フランス電力公社(EDF)の英子会社EDFエナジーは16日、国内で操業している4基の原子力発電所の閉鎖を最長7年延長することを決めたと発表した。EDFが主導する新原発建設プロジェクトの遅延による電力不足に対応するため、予定より長く操業を続ける。
EDFエナジーはイングランド北西部ヘイシャム、北東部ハートルプール、スコットランドのトーネスで計4基の原発を運営している。閉鎖時期はヘイシャム原発1号機とハートルプール原発で5年、ヘイシャム原発2号機とトーネス原発で7年先送りし、それぞれ2024年、30年まで運転を続ける。
EDF が中国企業と組んでイングランド南西部のヒンクリー・ポイントに原発を新設するプロジェクトは進行が遅れており、現在は原子炉を供給する中国広核集団(CGN)との契約条件を詰めている。どのように資金を調達するかも固まっていない。EDFエナジーは既存の4原発が英国の全世帯の4分の1に電力を供給する重要電源であることから、安全性を確認した上で運転延長を決めた。

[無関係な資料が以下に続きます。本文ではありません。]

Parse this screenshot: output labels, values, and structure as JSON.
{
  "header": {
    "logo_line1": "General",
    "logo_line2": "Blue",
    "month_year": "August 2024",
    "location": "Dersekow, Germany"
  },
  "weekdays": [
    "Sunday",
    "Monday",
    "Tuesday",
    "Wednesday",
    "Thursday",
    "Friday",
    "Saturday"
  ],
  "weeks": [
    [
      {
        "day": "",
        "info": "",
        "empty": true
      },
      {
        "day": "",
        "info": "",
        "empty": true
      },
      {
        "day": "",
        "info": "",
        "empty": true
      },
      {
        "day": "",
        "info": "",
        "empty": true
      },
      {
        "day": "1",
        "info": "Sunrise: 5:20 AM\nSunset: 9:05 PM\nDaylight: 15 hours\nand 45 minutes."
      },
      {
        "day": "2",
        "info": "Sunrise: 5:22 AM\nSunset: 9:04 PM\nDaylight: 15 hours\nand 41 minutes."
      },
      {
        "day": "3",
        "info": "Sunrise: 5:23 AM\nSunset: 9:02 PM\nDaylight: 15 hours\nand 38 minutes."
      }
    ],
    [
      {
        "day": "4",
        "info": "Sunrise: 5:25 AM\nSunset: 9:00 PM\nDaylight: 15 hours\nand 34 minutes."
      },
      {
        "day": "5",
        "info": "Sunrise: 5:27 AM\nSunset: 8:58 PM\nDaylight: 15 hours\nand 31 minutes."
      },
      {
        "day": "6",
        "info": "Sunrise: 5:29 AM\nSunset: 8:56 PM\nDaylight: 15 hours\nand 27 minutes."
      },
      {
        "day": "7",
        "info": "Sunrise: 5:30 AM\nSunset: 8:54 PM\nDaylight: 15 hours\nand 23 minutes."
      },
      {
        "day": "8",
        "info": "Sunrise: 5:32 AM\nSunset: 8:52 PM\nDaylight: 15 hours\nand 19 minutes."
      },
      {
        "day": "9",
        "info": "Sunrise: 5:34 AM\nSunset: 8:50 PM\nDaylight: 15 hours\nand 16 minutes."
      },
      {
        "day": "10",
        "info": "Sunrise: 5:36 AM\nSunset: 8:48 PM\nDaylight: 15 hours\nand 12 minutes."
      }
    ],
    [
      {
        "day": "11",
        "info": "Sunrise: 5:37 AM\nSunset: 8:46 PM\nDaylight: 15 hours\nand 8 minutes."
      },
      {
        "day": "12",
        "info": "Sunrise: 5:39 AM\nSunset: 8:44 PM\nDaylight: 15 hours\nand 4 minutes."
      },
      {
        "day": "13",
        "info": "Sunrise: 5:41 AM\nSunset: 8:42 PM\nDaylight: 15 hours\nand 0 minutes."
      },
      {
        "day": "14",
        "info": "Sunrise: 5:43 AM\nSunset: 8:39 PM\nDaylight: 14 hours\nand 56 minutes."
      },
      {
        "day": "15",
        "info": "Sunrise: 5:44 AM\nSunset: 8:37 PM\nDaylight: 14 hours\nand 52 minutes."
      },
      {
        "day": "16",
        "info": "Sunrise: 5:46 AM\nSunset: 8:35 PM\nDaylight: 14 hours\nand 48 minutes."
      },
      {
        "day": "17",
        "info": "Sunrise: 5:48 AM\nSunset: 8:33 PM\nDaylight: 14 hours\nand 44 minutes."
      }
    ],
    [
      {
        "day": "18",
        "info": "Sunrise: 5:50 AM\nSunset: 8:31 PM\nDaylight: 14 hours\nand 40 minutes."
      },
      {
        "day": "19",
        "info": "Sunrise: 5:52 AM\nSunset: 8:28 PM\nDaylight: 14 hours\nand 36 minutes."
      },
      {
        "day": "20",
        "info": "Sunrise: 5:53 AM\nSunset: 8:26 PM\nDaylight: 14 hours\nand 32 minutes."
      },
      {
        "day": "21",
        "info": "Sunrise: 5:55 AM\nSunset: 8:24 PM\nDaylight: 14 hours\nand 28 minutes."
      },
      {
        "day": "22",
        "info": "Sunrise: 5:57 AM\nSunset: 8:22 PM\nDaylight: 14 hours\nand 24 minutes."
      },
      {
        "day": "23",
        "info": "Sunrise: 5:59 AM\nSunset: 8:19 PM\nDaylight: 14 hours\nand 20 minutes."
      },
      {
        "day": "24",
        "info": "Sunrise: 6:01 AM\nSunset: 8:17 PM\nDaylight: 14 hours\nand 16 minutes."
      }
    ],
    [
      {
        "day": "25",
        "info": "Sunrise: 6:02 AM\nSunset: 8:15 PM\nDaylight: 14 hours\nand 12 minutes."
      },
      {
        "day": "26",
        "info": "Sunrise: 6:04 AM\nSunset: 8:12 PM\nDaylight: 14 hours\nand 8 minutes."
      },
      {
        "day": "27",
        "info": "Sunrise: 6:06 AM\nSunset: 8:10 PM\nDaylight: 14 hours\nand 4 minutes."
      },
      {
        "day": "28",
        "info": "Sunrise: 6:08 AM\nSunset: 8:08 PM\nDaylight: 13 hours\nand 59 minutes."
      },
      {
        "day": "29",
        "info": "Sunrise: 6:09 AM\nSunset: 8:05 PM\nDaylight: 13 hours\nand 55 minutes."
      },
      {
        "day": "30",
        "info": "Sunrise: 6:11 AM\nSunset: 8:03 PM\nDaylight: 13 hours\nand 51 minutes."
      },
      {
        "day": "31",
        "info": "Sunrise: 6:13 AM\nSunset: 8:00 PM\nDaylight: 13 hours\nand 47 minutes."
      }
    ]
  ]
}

EDFが同日発表した2015年12月通期の純利益は11億9,000万ユーロで、前期の37億ユーロから急減した。売上高は2.2%増えたものの、英国、ベルギー、イタリア、ポーランドの資産の評価損が膨らみ、収益が悪化した。同社は記者会見で、ヒンクリー・ポイント原発について、近く着工が最終決定するとの見通しを示した。